The Journey

In his book, The Hero with a Thousand Faces, the great mythologist Joseph Campbell described what he termed the monomyth, the basic form that many stories from all over the world take:

A hero ventures forth from the world of common day into a region of supernatural wonder: fabulous forces are there encountered and a decisive victory is won: the hero comes back from this mysterious adventure with the power to bestow boons on his fellow man.

Not all mythic journeys involve actually “going” somewhere.  Sometimes it’s a journey deep into the mind of Hannibal Lector, or discovering that there is beauty in and among all of the disadvantages of growing old.  But often it is a real, physical journey.  From The Odyssey to Lord of the Rings and Lassie Come-Home, we travel with our heroes as they leave the ordinary behind (far behind, in the case of Frodo) and enter the realm of supernatural wonder.

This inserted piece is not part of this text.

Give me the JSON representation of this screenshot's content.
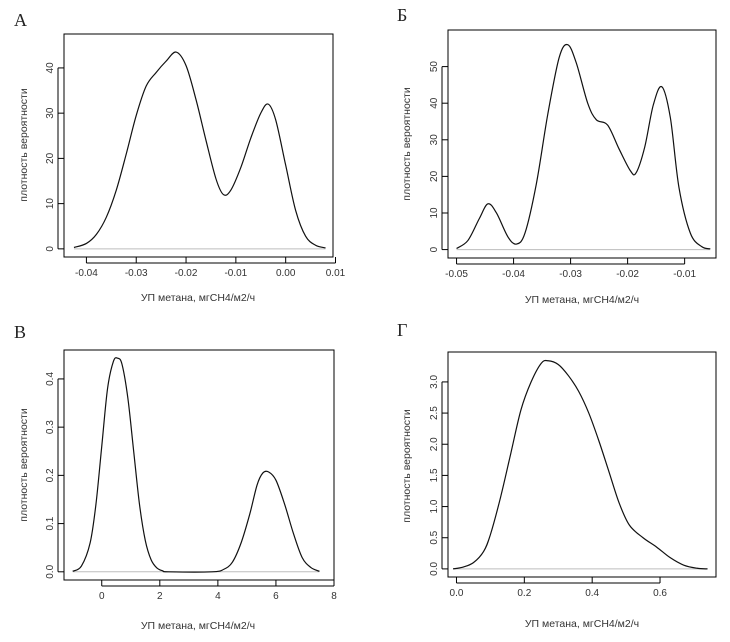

I like to write traveling novels — obviously, since I’ve written two of them.  Return from Avalon (and Points West) (the one that’s coming out in June) is a real, just get-in-the-car-and-start-driving sort of journey.  The type that almost all of us relate to the most.  We gave up dreaming of slaying dragons and ogres when we left childhood (actually, that’s probably a good working definition of the end of childhood: when we no longer dream of slaying dragons), but we’ve all had the dream, in one fashion or another, of just leaving it all behind and start driving.  Unfortunately, the America of the mid 19th century where our forefathers could actually live that dream, sell everything and buy a covered wagon and head out, is long gone.  Sigh.

Strange Bedfellows, in the last edit before submitting for publication, is even closer to your fantasy.  The hero — the first hero, I should say, since there are actually 4 — is a middle-aged accountant who hits a $47 million lottery, buys his way out of his miserable existence, gets into his 7-year-old Camry, and heads out looking for adventure (which he finds in the form of a 30-year-old stripper, her 11-year-old son, and the mysterious “Aunt Morgan” who lives in the stripper’s head).

My personal problem with writing a traveling novel is that I tend to get too mired in the details of the journey.  I sometimes find it hard to balance “real adventure” – an event that pushes the characters toward their own decisive victory over the fabulous forces – and travelogue.

Generally my first draft readers and writers’ groups keep me on track, and I end up with a lot of words in that ethereal trash can in the cloud where electronic words go to die.  Fortunately, words are ultimately cheap, although they don’t feel that way when you’ve spent so much time and love putting them down in the first place.